Desertification is a particularly pressing social and environmental issue in regions where natural dryness and human poverty coincide. The earth's deserts and semi-arid grasslands occur in the subtropical bands between 15° and 30° north and south where extended periods of high pressure persist under the trade winds. Northern and southern Africa, the Arabian peninsula, southern Asia, the continent of Australia, southern South America and the North American Southwest lie in the subtropical zones. Desertification is usually discussed in the context of dry regions and ecosystems, but it can also affect prairies, savannas, rainforests, and mountainous habitats. Global climate change can alter the boundaries of these naturally dry regions, and change the precipitation patterns within them. Arid and semi-arid regions with large, impoverished populations of subsistence farmers, like northern Africa, or with large-scale commercial agriculture, like the American Southwest, are particularly susceptible to destructive desertification.

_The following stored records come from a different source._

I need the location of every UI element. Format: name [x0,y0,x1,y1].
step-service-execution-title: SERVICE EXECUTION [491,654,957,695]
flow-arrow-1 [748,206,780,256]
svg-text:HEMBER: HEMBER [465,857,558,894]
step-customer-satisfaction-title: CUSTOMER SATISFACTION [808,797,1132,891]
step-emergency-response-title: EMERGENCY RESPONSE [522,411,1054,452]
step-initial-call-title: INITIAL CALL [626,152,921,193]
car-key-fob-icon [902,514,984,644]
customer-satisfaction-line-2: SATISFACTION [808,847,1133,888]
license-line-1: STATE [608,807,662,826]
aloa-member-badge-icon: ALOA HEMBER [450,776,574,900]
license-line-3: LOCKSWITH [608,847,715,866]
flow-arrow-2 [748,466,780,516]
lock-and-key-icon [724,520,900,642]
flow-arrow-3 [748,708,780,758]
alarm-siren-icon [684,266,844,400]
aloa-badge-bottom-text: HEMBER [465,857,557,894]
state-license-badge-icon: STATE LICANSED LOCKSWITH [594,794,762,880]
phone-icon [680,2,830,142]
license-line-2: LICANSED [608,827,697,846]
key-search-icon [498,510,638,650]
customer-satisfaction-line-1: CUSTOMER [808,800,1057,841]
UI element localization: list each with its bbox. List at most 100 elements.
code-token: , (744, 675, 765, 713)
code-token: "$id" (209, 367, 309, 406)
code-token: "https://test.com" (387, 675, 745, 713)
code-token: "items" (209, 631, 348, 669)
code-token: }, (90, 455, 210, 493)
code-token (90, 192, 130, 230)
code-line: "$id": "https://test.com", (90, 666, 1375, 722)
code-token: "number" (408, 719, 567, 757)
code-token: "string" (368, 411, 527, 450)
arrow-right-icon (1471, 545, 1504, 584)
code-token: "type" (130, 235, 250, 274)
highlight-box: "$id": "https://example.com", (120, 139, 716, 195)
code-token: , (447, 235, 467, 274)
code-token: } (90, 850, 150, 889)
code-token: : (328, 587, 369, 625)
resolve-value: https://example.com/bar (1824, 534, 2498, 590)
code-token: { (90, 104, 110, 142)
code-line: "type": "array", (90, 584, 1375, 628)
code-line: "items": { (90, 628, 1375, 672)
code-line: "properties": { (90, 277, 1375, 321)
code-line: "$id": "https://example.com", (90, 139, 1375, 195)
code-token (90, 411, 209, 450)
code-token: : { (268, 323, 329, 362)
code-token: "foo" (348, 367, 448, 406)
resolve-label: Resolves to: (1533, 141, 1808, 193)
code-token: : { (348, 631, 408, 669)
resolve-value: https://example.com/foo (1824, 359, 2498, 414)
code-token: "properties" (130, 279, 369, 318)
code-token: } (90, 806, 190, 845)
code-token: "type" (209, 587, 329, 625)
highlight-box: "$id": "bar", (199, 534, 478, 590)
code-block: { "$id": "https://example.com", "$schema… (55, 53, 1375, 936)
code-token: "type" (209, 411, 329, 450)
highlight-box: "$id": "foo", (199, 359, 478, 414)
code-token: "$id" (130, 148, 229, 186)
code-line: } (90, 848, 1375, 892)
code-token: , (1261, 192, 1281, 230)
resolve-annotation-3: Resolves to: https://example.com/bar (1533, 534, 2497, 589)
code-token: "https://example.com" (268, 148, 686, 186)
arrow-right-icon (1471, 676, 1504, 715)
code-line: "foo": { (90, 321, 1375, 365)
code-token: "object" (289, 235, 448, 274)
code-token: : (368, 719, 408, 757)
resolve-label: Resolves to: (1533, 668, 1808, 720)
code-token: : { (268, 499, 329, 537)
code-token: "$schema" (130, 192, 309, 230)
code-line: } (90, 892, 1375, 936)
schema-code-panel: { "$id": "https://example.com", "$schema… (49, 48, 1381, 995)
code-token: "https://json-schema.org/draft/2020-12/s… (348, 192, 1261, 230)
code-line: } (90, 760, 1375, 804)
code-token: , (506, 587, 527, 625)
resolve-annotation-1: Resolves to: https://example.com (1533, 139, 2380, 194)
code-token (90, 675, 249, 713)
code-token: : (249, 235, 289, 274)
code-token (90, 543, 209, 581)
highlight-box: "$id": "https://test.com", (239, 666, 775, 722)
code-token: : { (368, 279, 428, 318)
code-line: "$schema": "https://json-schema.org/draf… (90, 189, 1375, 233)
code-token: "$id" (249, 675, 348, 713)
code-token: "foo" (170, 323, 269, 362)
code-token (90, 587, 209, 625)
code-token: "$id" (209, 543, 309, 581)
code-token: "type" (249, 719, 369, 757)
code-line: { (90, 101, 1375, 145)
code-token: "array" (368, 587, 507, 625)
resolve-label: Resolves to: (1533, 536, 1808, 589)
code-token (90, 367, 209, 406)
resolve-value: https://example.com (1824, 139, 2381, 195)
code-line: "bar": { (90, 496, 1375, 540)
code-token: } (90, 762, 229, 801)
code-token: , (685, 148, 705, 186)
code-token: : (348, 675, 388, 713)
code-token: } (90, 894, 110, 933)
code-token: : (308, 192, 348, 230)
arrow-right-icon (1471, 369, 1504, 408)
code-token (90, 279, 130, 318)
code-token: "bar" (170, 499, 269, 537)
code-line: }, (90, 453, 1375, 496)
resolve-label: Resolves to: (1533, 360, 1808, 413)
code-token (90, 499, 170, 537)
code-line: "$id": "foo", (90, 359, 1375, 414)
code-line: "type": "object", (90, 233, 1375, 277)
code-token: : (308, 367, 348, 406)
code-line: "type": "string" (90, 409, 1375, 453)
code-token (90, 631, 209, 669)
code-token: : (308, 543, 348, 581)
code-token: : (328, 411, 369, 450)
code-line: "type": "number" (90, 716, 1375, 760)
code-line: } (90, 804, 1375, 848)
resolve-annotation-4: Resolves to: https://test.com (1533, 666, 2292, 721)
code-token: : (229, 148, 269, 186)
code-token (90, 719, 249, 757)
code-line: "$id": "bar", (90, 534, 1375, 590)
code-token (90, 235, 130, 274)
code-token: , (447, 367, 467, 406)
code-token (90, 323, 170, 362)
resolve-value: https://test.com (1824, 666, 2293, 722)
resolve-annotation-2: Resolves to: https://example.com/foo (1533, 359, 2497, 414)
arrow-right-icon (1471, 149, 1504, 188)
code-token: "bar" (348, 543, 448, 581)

Sometimes desertification is the result of purely natural processes. Long-term changes in climatic conditions have led to decreased precipitation in a number of regions. The northern Sahara, for example, has experienced numerous fluctuations between arid and wet conditions over the past 10,000 years, as have the basins of the American West. Radar images collected aboard the space shuttle Endeavor show extensive river systems buried beneath more recent Saharan sands, and preserved fossil vegetation and lake shorelines suggest that forests surrounded filled lakes in northern Nevada and Utah. Cyclical atmospheric and oceanographic variations, like the El Niño phenomenon in the southern Pacific, may also trigger extended regional drought. Environmental scientists warn that anthropogenic (human-induced) global climate change could also lead to bring desertification to previously unaffected regions. Until the twentieth century, humans were able to simply move their agricultural activity away from land rendered unusable by desertification. However, rapid twentieth century population growth, and a corresponding need for high agricultural productivity, has rendered that strategy untenable.